Private equity firm rumored to buy a big chunk of AMD

The same company that took Dell private is rumored to buy one-fifth of the company.

The latest gossip in the soap opera that is AMD is that the company is about to sell 20% of its stake to a private equity investors Silver Lake Partners, the same firm that helped Dell go private.

The source for the rumors is Fudzilla, which has a pretty good track record in the rumor mill department. It says "multiple, independent industry sources that want to remain anonymous" are the source of the rumors.

Silver Lake was the main investment firm in Michael Dell's buyout of his company to take it private, and the firm has also invested in companies like Alibaba, Avago, GoDaddy, Motorola Solutions, and Opera Solutions.

With AMD's stock at $1.88 and a market cap of around $1.4 billion, a 20% stake in AMD would be around $280 million, peanuts compared to the billions needed for Dell. And it would give AMD the cash infusion it desperately needs.

The fact is while AMD has good products in the pipeline courtesy of CPU designer Jim Keller, the Zen processor is still a ways off and AMD's CPU offerings aren't even remotely competitive with Intel.
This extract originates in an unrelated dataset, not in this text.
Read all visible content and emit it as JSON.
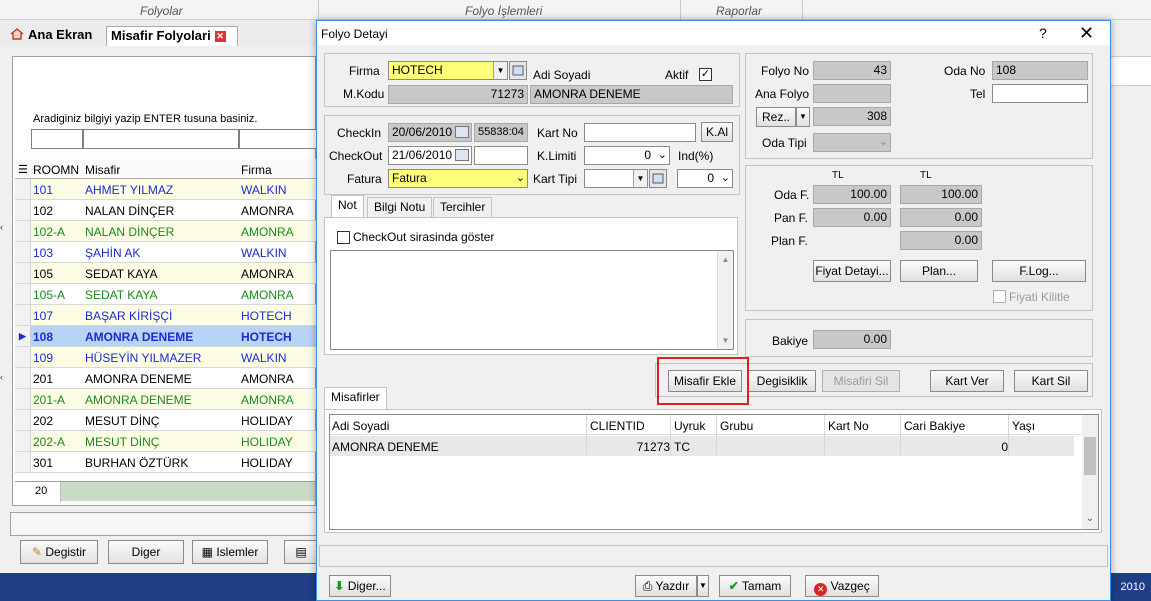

Its GPU business, competitive with Nvidia for the longest time, is now also suffering. The only thing keeping the company going is its SoC business for the PlayStation 4 and Xbox One.

Then there's the question of whether or not AMD has 20% to sell. Besides all the shares outstanding and shareholders, Mubadala Development Co. the investment arm of the government of Abu Dhabi, owns a 19% stake in AMD after helping it spin off its foundry business in 2009 into Globalfoundries.

Some wags are speculating that this is the first step in taking AMD private but again, Mubadala is going to be a big obstacle. That is unless they have lost enough money on the deal and just want out. It certainly invested enough in AMD over the years.

One thing is for sure: Keller can't get the Zen processor done fast enough. For now it seems everyone is in a holding pattern, waiting to see what he produces.